OK, so you’ve built a minimum viable product and it’s mostly no-code and low-code. Now you want to go out and raise money, preferably from legit investors.
The good news is you’re already on the market, and hopefully generating revenue, which is why you went the no-code MVP route in the first place. The bad news is that in every single investor’s eyes, you’ve constructed a hastily duct-taped together product using someone else’s fly-by-night tech, so you’ve already got two big strikes against you.
Let’s make sure you don’t get that third strike.
First Question: Should You Raise Money?
Like I said, I’m not going to stop you.
I myself am building a no-code MVP, Teaching Startup — a project to make more and better entrepreneurs — and I’ve been able to quickly get to producing revenue, engagement, and growth, both in number of customers and breadth and depth of product features. But I’ve never crossed the streams, so to speak. I’ve never raised money on non-traditional tech, and never built an MVP with the sole intent to raise money from outside investors.
So I spoke with a number of investor friends of mine. Most of them, as you might imagine, are quite bearish on the prospect of funding anything based solely, or even mostly, on no-code (even if it came from me, an aside they were all eager to add).
I have to admit that I agree with them — but that’s more for philosophical reasons than technical reasons. I’ve raised money myself and also with other founding teams, but I’ve always said that raising money should be a last resort, not the first option.

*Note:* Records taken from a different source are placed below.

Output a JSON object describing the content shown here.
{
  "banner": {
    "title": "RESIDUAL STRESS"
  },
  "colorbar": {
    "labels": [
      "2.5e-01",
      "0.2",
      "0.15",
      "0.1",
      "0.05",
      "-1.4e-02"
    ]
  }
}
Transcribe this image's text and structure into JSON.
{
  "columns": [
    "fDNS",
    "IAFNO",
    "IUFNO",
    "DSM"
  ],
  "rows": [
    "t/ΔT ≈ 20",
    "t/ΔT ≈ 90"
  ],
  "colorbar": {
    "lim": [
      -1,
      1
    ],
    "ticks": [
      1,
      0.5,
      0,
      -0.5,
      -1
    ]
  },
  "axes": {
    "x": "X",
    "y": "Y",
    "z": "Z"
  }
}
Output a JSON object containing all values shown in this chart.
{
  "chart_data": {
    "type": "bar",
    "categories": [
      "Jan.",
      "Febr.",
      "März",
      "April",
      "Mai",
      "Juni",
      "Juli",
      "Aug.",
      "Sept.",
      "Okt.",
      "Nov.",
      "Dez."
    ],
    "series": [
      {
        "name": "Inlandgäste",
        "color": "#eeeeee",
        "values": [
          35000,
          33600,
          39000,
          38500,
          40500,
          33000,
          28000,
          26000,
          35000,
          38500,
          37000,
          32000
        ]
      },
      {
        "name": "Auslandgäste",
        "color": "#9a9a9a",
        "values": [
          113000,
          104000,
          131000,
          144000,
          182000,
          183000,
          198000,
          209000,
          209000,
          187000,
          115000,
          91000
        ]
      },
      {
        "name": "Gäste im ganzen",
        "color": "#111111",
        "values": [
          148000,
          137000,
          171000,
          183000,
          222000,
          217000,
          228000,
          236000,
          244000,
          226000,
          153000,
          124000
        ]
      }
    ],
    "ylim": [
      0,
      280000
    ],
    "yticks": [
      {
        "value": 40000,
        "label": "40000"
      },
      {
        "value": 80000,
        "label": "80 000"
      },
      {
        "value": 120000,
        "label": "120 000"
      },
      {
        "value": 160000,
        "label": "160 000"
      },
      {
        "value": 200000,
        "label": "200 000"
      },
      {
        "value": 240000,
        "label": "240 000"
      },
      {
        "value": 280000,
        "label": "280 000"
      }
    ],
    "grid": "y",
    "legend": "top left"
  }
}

If you don’t need outside investment to get to a revenue-producing stage, you’re better off using that revenue to hone the product-market fit, then riding product-market fit to market traction, then building on the product’s traction to start scaling.
But technically, my experience with both MVP strategy and no-code tools has me convinced that raising money for either (or both) will eventually stop being the exception and start becoming the norm. The no-code tools are only going to get more robust. Markets are only going to become more accessible at earlier stages of MVP development.
So if you’re going to be ahead of the curve, I’ll meet you there, and give you a handful of dos and dont’s based on my own experience building MVPs with no-code, raising money for traditional tech, and a smattering of what my investor friends told me.
Don’t Build Around No-Code Features
A few weeks ago, I wrote a post warning not to build a no-code app for no-code’s sake. In other words, like any technology, no-code lets you do a lot of cool things quickly. But don’t be like that green developer and think that just because you CAN build something that you should.
Investors know, probably better than anyone else, that if you can build it quickly, so can anyone else. This is especially true with no-code. They’ll be vetting you and your product based on how novel and powerful your solution is, not how quickly you can get features to market.
Do Chase Customers and Revenue
Look, the best and most awesome thing about both no-code tools and MVP strategy is that they allow you to get to market, onboard customers, and generate revenue quickly and inexpensively. But that means you have no excuse not to have customers and revenue before you pitch, and if you don’t, the implication is you never will.
Do Have History
Like I said, I’m not raising money for my no-code project, and I likely never will. But if I were going to, I would point to its history — Teaching Startup is just over two years old, with customers going all the way back to day one, signaling a good track record of retention.
In fact, the no-code platform part of the product didn’t come online for a year, and that signals that the value proposition isn’t in the novelty of no-code, but in the strength of the idea and the efficiency of the execution.
Don’t Expect a High Valuation or a Big Early Round
Ultimately, I think there are two valid reasons to raise money around no-code or an MVP.
- The venture has customers, revenue, and growth, has found product market fit and traction, and now needs to be “made real.”
- There is a barrier to market entry that requires something outside of the tech — a sales force, hardware, a service market — something that needs a physical infrastructure under it.
But these are generally small, foundational spends. An investor isn’t going to write you a check to get from no-code to $1 billion in revenue. They may write a check to get your no-code to real code plus whatever it might take, on a shoestring budget, to get your startup to a place in which a follow-on round will get you to $1 million in revenue.
In other words, the initial check will be small and the equity you give up will be large.
Do Map a Path to Scale
The first question every no-code or MVP skeptic asks is: “When does it break?”
You’ll need to know exactly how the platform you’ve built can grow with you. What happens when you go from a handful of customers to a million? And what happens if that happens overnight?
Those are good and rare problems, but those questions need answers, and the answers need to be both technical and tactical. All technology has limits, especially no-code, and all tech teams have backup plans for when things do indeed break.
Do Plan to Recode
Yeah, you may think you will never need to convert your no-code to an actual coded solution, but there’s almost no way investors are cutting checks unless you have a plan to do just that. Plus, you’ll want ownership of the intellectual property of your solution, and no-code is a lot of things, but it’s not your code.
Any pitch should forecast the time and money necessary to bring the solution from no-code to real code, and that time and money should be carefully documented using trustworthy resources with fixed milestones and deadlines.
In other words, at some point, you’re going to need to spend that time and money you avoided spending by using no-code and an MVP strategy. Someday, the promise of no-code and MVP might allow you to put this transition off indefinitely.
But you’ll have a tough time trying to convince any investor of that today.